On Wednesday, the World Health Organization released its interim recommendations for the use of the Johnson & Johnson Covid-19 vaccine for people age 18 and older, based on advice from its Strategic Advisory Group of Experts (SAGE) on immunization, who met on Monday.
“After reviewing the evidence, we have a vaccine that shows to be safe and it shows to have the necessary efficacy to be recommended by us for use in people above the age of 18 without an upper age limit,” said Dr. Alejandro Cravioto, chair of SAGE, during a briefing Wednesday.
Cravioto said that the fact that the Johnson & Johnson vaccine is a single dose vaccine is “a regular advantage in the sense of having the capacity to vaccinate more people, but no different in reality in its capacity to protect against severe disease or death or hospitalization than all the other ones that we have already reviewed and recommended.”
There is currently not enough data on pregnant women to assess the risks of the vaccine to the group, the SAGE recommendations say, but in the interim, pregnant women should receive the vaccine if the benefit of being vaccinated outweighs the potential risks, for example if a pregnant women is a health worker or has comorbidities that place them in a high risk group for severe Covid-19.
The document also points out that there have been no safety issues identified following the vaccination of more than 1,600 women against the company’s Ebola vaccine which is based on the same platform.

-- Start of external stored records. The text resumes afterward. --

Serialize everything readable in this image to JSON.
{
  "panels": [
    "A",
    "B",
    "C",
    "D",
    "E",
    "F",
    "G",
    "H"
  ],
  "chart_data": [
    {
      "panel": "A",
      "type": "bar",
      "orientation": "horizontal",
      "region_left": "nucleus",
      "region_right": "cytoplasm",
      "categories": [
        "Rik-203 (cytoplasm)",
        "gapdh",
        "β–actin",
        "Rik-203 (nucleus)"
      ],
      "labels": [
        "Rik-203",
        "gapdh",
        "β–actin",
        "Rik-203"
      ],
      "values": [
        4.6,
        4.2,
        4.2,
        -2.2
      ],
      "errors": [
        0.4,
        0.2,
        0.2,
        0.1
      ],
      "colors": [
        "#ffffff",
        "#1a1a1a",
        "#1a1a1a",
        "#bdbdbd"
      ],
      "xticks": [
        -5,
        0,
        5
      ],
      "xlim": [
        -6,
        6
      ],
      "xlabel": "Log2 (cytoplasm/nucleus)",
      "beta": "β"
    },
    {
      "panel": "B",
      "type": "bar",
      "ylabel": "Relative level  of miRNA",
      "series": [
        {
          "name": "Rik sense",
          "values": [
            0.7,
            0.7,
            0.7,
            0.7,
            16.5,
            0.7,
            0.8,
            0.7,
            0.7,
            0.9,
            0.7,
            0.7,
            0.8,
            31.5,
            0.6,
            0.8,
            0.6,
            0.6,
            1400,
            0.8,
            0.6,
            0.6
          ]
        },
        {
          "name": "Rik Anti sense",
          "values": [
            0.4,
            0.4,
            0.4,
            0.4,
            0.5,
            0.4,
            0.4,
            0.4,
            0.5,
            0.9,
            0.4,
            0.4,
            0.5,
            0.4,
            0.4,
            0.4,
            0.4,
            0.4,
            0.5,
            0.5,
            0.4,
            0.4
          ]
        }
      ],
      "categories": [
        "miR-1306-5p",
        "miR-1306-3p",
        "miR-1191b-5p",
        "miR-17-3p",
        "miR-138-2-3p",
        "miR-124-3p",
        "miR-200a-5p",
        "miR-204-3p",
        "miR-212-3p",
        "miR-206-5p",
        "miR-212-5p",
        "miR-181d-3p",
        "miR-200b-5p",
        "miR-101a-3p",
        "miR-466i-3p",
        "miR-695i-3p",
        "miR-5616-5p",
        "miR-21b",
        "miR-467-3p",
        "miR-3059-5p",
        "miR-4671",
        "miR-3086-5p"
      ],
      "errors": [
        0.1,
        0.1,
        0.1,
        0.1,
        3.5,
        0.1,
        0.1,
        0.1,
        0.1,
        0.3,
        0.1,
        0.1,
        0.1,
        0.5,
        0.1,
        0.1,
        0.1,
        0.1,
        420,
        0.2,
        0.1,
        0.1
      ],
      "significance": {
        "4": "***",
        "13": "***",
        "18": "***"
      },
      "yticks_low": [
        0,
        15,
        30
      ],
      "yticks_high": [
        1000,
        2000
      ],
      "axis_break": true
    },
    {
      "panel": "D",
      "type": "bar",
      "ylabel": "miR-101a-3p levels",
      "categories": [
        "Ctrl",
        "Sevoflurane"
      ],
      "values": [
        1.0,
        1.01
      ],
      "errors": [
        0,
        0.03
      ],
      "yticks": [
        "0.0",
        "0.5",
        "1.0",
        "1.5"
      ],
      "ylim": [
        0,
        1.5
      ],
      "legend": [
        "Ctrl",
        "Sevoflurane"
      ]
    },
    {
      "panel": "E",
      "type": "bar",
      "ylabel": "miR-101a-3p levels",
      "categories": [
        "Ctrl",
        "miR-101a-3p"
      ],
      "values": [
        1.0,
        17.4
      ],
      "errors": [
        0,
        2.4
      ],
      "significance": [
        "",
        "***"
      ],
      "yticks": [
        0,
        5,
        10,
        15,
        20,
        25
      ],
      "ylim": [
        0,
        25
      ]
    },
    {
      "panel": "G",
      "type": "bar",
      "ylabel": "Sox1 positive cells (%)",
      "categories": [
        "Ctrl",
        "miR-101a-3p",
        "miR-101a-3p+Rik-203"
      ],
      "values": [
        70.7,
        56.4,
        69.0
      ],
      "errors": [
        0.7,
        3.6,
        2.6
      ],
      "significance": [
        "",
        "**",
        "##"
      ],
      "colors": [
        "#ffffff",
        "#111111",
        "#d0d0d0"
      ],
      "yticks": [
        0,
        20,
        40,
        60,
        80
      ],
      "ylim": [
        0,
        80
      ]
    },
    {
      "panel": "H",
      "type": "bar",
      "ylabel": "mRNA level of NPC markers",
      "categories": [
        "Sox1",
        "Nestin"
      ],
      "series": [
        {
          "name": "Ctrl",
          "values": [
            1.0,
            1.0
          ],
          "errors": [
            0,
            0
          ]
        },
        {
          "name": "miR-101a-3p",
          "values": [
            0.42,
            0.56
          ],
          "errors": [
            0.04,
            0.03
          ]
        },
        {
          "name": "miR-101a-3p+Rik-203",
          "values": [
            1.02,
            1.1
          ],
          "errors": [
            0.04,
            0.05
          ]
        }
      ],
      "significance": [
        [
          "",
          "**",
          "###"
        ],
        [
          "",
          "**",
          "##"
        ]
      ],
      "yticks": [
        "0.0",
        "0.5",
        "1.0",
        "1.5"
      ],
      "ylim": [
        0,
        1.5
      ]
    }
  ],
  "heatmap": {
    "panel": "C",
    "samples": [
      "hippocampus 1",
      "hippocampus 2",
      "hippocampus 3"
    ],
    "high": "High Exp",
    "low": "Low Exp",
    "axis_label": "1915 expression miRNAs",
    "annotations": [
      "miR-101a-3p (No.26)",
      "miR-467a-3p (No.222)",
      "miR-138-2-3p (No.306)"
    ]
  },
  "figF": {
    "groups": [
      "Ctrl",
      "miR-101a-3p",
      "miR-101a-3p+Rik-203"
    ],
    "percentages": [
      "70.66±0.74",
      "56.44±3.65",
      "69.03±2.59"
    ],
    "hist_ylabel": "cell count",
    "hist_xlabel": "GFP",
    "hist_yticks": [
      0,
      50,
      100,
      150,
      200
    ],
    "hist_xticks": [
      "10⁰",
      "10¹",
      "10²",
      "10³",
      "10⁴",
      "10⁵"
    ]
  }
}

SAGE recommends that people who have already been infected with SARS-CoV-2 should still be vaccinated with the Johnson & Johnson vaccine, but that they wait for up to six months before getting it in order to give others a chance to get their first doses. However, in countries with high circulation of variants of concern, Cravioto said that they recommend that people who have already been infected not wait more than a week or two to be vaccinated.
“In the countries where there is a high spread of the variants, and in countries where we now have information about the use of this vaccine to control SARS-CoV-2 caused by these variants, we recommend that you use it,” Cravioto said, giving data coming out of the US, Europe, South Africa and Brazil as examples.
As with other vaccines, SAGE recommends that groups who are disproportionately at risk of being infected and who live in environments where the virus circulates at a much wider capacity are vaccinated first, Cravioto said.
They do not recommend the vaccine for people who are travelling and do not recommend any type of certificate for travelling, he said.
SAGE has already made recommendations on the Pfizer BioNTech, Moderna and AstraZeneca vaccines.